Haushaltslage ist ernst

12.06.2021

Die Freien Demokraten treten der Interpretation des scheidenden Kämmerers Peter Freier (CDU) entgegen, die Stadt habe eine „gute finanzielle Lage, wie sie in den vergangenen Jahrzehnten nicht gegeben war“.

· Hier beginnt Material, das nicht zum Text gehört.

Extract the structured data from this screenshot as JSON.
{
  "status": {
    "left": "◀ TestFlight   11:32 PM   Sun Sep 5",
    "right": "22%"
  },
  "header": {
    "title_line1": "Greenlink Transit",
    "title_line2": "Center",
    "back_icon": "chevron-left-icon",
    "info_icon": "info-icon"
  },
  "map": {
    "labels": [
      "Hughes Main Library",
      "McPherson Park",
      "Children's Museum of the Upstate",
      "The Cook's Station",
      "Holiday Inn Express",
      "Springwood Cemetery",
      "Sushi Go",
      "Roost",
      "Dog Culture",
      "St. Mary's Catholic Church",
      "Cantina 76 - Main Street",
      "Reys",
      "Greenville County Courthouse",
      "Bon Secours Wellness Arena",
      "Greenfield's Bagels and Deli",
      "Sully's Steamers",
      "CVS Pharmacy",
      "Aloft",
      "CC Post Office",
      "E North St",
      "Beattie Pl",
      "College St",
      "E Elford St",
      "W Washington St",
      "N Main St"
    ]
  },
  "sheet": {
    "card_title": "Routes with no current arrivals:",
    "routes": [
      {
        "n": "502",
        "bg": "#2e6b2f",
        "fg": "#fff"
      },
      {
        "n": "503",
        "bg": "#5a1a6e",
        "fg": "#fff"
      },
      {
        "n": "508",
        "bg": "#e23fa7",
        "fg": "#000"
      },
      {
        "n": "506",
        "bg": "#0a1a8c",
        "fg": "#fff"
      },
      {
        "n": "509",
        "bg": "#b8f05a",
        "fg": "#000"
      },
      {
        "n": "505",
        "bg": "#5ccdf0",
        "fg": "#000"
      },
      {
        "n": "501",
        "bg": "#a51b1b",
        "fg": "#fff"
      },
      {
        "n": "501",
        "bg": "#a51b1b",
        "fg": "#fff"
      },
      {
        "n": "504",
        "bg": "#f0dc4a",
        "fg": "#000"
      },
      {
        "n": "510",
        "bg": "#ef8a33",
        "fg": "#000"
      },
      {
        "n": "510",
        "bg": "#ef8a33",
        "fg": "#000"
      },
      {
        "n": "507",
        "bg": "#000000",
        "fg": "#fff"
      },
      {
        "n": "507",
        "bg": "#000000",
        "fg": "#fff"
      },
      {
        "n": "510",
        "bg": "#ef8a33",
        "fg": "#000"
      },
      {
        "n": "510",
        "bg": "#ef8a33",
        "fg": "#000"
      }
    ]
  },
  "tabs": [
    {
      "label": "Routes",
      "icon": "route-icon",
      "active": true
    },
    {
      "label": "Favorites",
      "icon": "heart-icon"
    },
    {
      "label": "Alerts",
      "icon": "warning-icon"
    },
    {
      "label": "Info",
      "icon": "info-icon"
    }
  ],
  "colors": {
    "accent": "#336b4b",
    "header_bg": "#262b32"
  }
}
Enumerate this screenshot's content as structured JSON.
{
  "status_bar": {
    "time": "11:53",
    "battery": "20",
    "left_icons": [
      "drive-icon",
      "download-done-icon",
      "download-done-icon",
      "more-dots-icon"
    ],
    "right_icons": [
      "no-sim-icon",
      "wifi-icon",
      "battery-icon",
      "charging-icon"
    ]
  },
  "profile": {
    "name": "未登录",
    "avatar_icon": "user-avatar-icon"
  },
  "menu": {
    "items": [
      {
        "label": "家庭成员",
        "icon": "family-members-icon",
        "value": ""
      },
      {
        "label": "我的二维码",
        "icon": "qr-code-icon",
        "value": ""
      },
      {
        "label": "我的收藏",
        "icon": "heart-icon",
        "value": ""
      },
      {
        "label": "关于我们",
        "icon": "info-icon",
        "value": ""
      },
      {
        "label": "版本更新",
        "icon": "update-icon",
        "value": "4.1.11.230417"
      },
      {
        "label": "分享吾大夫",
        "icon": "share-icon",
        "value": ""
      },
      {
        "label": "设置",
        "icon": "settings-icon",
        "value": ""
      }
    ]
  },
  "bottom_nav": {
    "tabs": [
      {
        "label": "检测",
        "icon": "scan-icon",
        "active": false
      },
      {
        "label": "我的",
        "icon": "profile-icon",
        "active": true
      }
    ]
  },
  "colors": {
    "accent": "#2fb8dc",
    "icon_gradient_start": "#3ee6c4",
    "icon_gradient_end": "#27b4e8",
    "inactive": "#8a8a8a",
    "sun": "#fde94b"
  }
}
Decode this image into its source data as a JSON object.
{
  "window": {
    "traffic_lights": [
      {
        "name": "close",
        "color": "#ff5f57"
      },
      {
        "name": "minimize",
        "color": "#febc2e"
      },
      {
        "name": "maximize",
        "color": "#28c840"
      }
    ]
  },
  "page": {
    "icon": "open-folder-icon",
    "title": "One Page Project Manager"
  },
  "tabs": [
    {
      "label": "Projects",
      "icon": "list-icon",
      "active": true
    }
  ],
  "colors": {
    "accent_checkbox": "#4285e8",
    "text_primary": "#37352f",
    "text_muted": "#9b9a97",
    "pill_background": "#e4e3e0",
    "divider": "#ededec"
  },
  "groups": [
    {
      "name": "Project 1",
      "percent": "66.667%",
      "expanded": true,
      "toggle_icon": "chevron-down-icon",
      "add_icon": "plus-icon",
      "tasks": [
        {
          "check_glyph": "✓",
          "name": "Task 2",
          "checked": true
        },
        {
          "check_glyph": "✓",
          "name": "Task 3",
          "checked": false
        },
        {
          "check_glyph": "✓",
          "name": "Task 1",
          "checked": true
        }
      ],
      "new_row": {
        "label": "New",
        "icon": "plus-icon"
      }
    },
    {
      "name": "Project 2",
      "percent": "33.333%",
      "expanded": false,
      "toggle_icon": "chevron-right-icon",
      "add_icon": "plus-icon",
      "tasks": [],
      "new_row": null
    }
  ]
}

FDP-Vorsitzender Oliver Stirböck meint, „in den letzten 30 Jahren hat es unter keinem Kämmerer, ob er Sozialdemokrat oder Christdemokrat war, eine nachhaltig entspannte Haushaltssituation gegeben.“ Freiers Bilanz erwecke den gefährlichen Eindruck „alles ist gut, die Lage ist aber weiter ernst“. Das faktische, strukturelle Defizit sei in den vergangenen drei Jahren „auf Anweisung der Kommunalaufsicht“ maßgeblich durch eine sehr schmerzhafte Grundsteuererhöhung  ausgeglichen worden, außerdem habe es Entlastungen durch Land und Bund gegeben. Die vor einem Jahr um 100 Punkte wieder gesenkte Grundsteuer sei kurzfristiges Spiegelbild dieser Entlastungen gewesen. Stirböck: „Sie zwingt uns jetzt zu extrem sparsamen Haushalten, um ein Drehen an der Steuerschraube langfristig zu vermeiden. Das hat einen heilsamen pädagogischen Effekt für politische Kräfte, die jeden Spielraum für neue Ausgabenphantasien nutzen wollen statt die Bürger zu entlasten“. Die Steuerstabilität werde aber kein Selbstläufer. Denn an der Schere zwischen der zu geringen Einnahmen aus Gewerbesteuer und zu hohen Kostenblöcken im Bereich der sozialen Sicherung habe sich leider im Grundsatz nicht viel geändert. Zu erwartende Einnahmeausfälle und Ausgabensteigerungen durch die Pandemie verschärften das Problem zusätzlich. Die Freien Demokraten befürchten zudem weitere tickende Zeitbomben, etwa bei den Pensionsrückstellungen. Der Offenbacher Haushalt befinde sich daher weiter in extrem starker Schieflage. Die von Freier erwähnten Rücklagen von 78 Millionen Euro seien in seinen eigenen Planungen bis 2024 aufgebraucht. „Das ist kein beruhigendes Polster, wir sind auf einem Holzbrett gebettet“, meint Stirböck. Zurecht verweise Freier auf die großen finanziellen Herausforderungen, die auf die Stadt zukommen. „Die Stadt muss hier entschieden entgegenwirken, wir brauchen eine Ausgabennotbremse, vor allem bei den so genannten konsumtiven Ausgaben“, meint Stirböck. Das betreffe etwa Stellenbesetzungen, Standards beim Öffentlichen Nahverkehr. „Es handelt sich um wirklichen Verzicht, es wird wehtun“, meint Stirböck. Die Stadt müsse sich bei den Ausgaben noch stärker auf Zukunftsaufgaben konzentrieren und das Wünschenswerte vom Machbaren sorgsam trennen.